Ernesto Zedillo habló de mantener la sana distancia con el PRI en los inicios de su gobierno. ¿Qué quería decir con ello? Aparentemente el Presidente rechazaba inmiscuirse en los asuntos internos de su partido. De paso ponía en evidencia que sus augustos antecesores habían hecho exactamente lo contrario.
Sin embargo, la designación de Santiago Oñate, Fernando Ortiz Arana y ahora de Mariano Palacios Alcocer --tres hombres de notable inteligencia--, no puede dudarse que haya sido hecha por el propio Presidente. ¿Dónde quedó la sana distancia? ¿Ha vuelto a la enferma, corta distancia?
Hay el hecho de que la oposición, tan extraordinariamente bien llevada por el Grupo de los Cuatro, ha afirmado a través de alguno de sus voceros que no toca al Presidente participar en los procesos electorales, y que al hacerlo estaría invadiendo terrenos prohibidos.
Aparentemente se produce una notable contradicción entre el reacercamiento del Presidente al PRI y el intento de alejarlo, hecho por la oposición.
En mi concepto es perfectamente natural y no se viola norma alguna --salvo que para hacerlo se disponga de los bienes o servicios del Estado-- que el Presidente apoye a los candidatos de su partido. Es un militante activo y nadie le puede impedir actuar en beneficio de su propio partido.
El problema no está ahí. Se encuentra, en cambio, en la actitud del partido frente al Presidente en turno.
Salvo Cárdenas y tal vez Ruiz Cortines, los presidentes de México, elegidos por el PRM y por el PRI, lo primero que han hecho ha sido protestar cumplir con la Constitución y hacerla cumplir, y al día siguiente de la toma de posesión han presentado una amplia iniciativa para cambiarla a su gusto. El PRI, mayoritario y sumiso, ha inclinado reverente la cabeza y aprobado, en el Congreso y en las Legislaturas de los estados, la santa voluntad presidencial. Las últimas, contradictorias reformas, al 27 y al 130, rompieron con el saldo escaso de la invocada revolución social que Carlos Salinas de Gortari convirtió en un hoy decadente liberalismo social, cualquiera que sea el significado de esa expresión contradictoria.
Eso quiere decir que el partido, una vez nombrado el candidato y antes de su elección, se ha puesto siempre a sus órdenes y ha renunciado a cuanto pudiera sonar a tesis revolucionarias, si es que la revolución tuvo realmente alguna tesis social, lo que dudo, salvo la reforma agraria, ejecutada sólo por Lázaro Cárdenas.

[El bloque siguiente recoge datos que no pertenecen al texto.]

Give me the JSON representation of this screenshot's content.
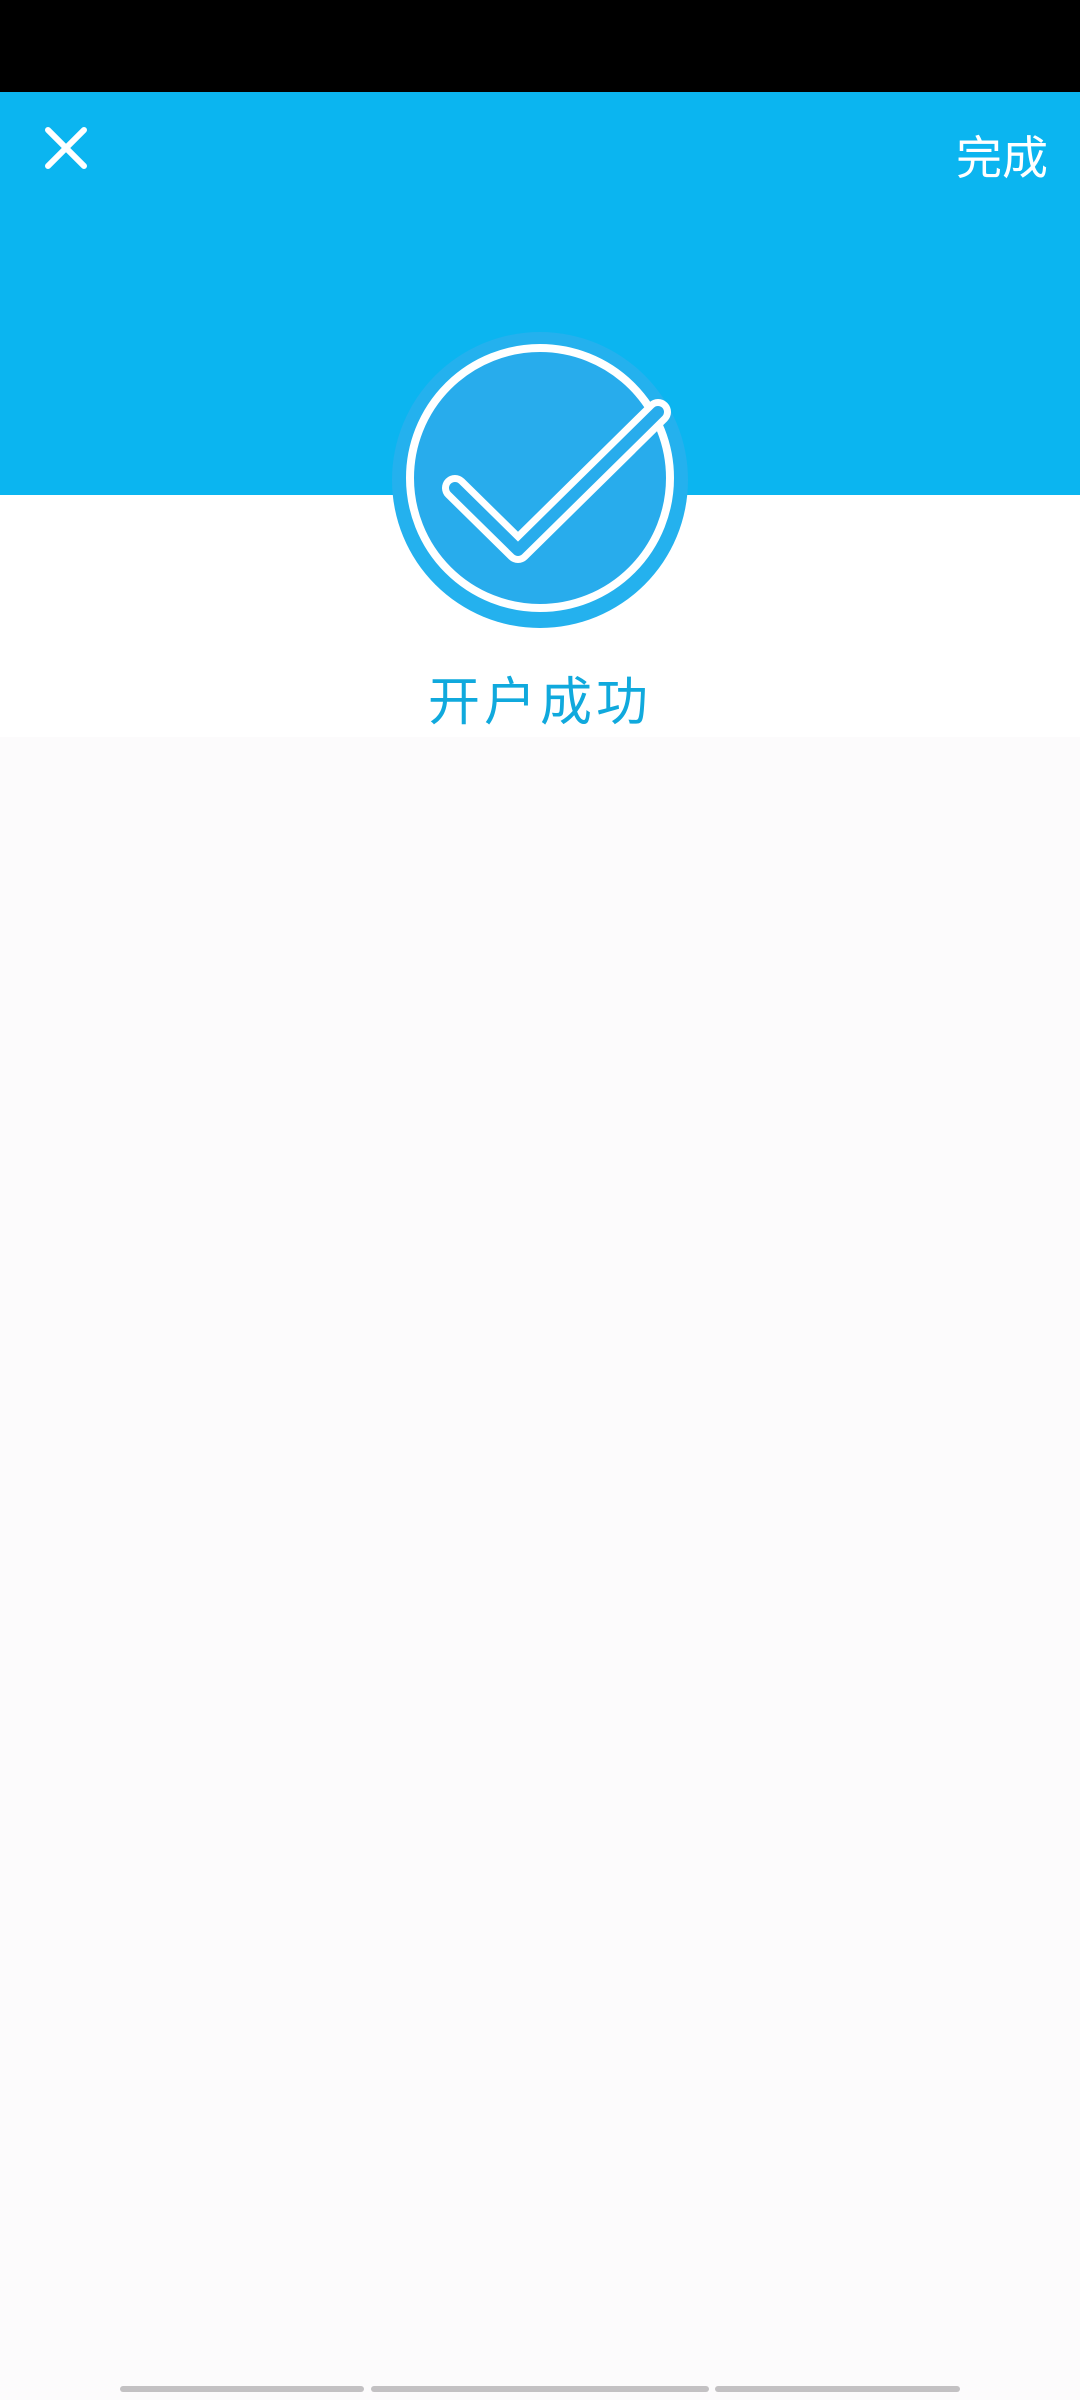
{
  "header": {
    "close_icon": "close-icon",
    "done_label": "完成",
    "background_color": "#0bb5f0"
  },
  "result": {
    "icon": "checkmark-circle-icon",
    "title": "开户成功",
    "accent_color": "#10a9dd"
  }
}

Es, entonces, el partido el que ha roto todas las distancias, convirtiéndose en un sumiso ejecutor de las decisiones presidenciales, olvidando su propia ideología, suponiendo que la haya tenido alguna vez.
Para el Presidente contar, como lo han hecho todos, con un colaborador tan cercano y sumiso, no puede ser incómodo. Y todos los presidentes han ejercido a gusto esa función tutelar, aunque la consecuencia haya sido --en términos generales-- que los bienes que el pupilo dice representar, los del pueblo de México, se hayan dispersado en el mundo con provechos personales, y de paso provocando su alejamiento de las pobrezas irremediables de nuestra gente.
El cambio de tutor, al calor de una elección cuyo candidato no determina tampoco el partido, y anunciado antes por un vocero viejo y corporativo, transforma las lealtades. Pero, además, el candidato nombra a otro personaje presidente del partido, lo convierte en un director de campaña y al final del viaje, ya en la silla, le concede el premio de una Secretaría de Estado.
Con esos frenéticos cambios de sus presidentes en los últimos años, el PRI no puede ser otra cosa que un cajón de sastre en el que caben todas las ideologías o, por decirlo de mejor manera, todos los intereses, salvo los nacionales.
No nos puede extrañar ni debe parecer indebido que el presidente Zedillo haya vuelto a la distancia enferma. Tiene un compromiso con su partido y el PRI, sin tutor, no puede vivir. Aunque como va no es difícil que deje de vivir por su propio derecho.